Son vrai premier vinyle sur disque, “Idiba“, paraît en 1972. Mais c’est “Aghata “, son titre-phare contenu dans son disque “Le rire africain“, qui fera des ravages, en matière de vente et de succès.
D’autres titres tout aussi “ravageurs“ paraîtront par la suite. Entre autres : “La condition masculine“, “Si les Gaulois avaient su“. Viendra ensuite ”Amaya N°2“, un disque qui sera nommé plus tard “Lambaréné Schweitzer“ . En 2000, un autre album paraît chez la maison GRAVITY RECORDS : “Mbira Dance“.
A la demande du groupe KRONOS QUARTET, Francis Bebey confectionne une oeuvre pour quatuor à cordes et flûte pygmée. Ensuite, il compose une pièce pour sanza et violoncelle pour Sonia Wieder Atherton, une violonniste française née aux Etats Unis.
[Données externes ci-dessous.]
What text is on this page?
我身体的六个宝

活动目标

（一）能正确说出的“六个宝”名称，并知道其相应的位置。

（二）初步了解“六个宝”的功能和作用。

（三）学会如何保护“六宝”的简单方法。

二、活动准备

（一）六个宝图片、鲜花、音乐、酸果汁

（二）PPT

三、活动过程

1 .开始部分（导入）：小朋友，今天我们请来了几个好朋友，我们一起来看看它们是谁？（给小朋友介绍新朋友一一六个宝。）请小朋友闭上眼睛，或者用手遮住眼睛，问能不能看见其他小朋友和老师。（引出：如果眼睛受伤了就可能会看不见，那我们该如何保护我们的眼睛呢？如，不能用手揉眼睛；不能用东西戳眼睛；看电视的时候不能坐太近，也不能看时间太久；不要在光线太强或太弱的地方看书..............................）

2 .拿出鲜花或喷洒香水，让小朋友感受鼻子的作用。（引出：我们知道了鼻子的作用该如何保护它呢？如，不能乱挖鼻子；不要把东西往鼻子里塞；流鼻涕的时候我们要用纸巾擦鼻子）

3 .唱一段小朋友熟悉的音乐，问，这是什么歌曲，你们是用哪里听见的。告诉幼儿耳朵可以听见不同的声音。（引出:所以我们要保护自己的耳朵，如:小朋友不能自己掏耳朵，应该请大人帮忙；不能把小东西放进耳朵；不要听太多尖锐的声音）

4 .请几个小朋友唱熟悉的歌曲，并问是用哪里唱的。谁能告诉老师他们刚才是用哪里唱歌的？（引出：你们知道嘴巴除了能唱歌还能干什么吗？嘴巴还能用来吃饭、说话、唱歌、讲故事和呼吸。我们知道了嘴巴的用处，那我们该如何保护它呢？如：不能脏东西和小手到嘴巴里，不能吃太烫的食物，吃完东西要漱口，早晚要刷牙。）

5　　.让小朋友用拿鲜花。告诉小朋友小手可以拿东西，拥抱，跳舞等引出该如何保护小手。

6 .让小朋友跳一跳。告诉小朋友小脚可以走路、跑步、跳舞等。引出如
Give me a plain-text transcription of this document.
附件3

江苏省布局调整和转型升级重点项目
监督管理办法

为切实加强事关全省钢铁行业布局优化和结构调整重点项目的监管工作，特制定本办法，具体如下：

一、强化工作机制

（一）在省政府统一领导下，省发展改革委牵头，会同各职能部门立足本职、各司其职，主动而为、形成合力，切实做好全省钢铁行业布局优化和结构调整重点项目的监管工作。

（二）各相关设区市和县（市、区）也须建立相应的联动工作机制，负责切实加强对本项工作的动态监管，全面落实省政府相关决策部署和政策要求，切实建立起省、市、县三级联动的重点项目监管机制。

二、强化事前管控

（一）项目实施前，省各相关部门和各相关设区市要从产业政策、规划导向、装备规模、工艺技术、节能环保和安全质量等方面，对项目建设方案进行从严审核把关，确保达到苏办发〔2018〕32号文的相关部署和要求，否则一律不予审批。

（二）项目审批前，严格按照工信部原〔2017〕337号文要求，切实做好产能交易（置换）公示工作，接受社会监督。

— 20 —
Sur un album inititulé “Didiyé“, confectionné par ses fils, Francis Bebey enregistre un morceau appelé “Stabat Mater Dolorosa“. Ensuite, il met en musique l’ouvrage de Birago Diop intitulé “Souffle“.
En 1975, sous le titre “African Music People’ s Arts“, son ouvrage “Musique de l’Afrique“ (Editions HORIZONS 1969) sera traduite en Anglais par l’éditeur Lawrence Hill and C°. Et une de ses toutes premières pièces composées sera “L’été du lac Michigan“.
En 1968 déjà, il gagnait un Prix Littéraire grâce à son roman “Le fils d’Aghata Moudio“. Il écrira d’autres pièces telles que “La poupée Ashanti“ (Edition CLE) en 1972, “La lune dans un sceau tout rouge“ (Ed. HATHIER) en 1989, “Le ministre et le griot” (Ed. SEPIA) en 1992, “L’enfant-pluie” (Ed. SEPIA)...
Le 28 Mai 2001, Francis Bebey quitte ce monde, mais non sans avoir recommandé à sa famille de répandre ses cendres au dessus du mont Cameroun, après sa mort. Mais depuis belle lurette, ses enfants s’étaient déjà partagés l’héritage culturel du père Francis : un de ses fils, Patrick, est pianiste ; un autre, Poups, est saxophoniste; et sa fille, Kidy, est... journaliste.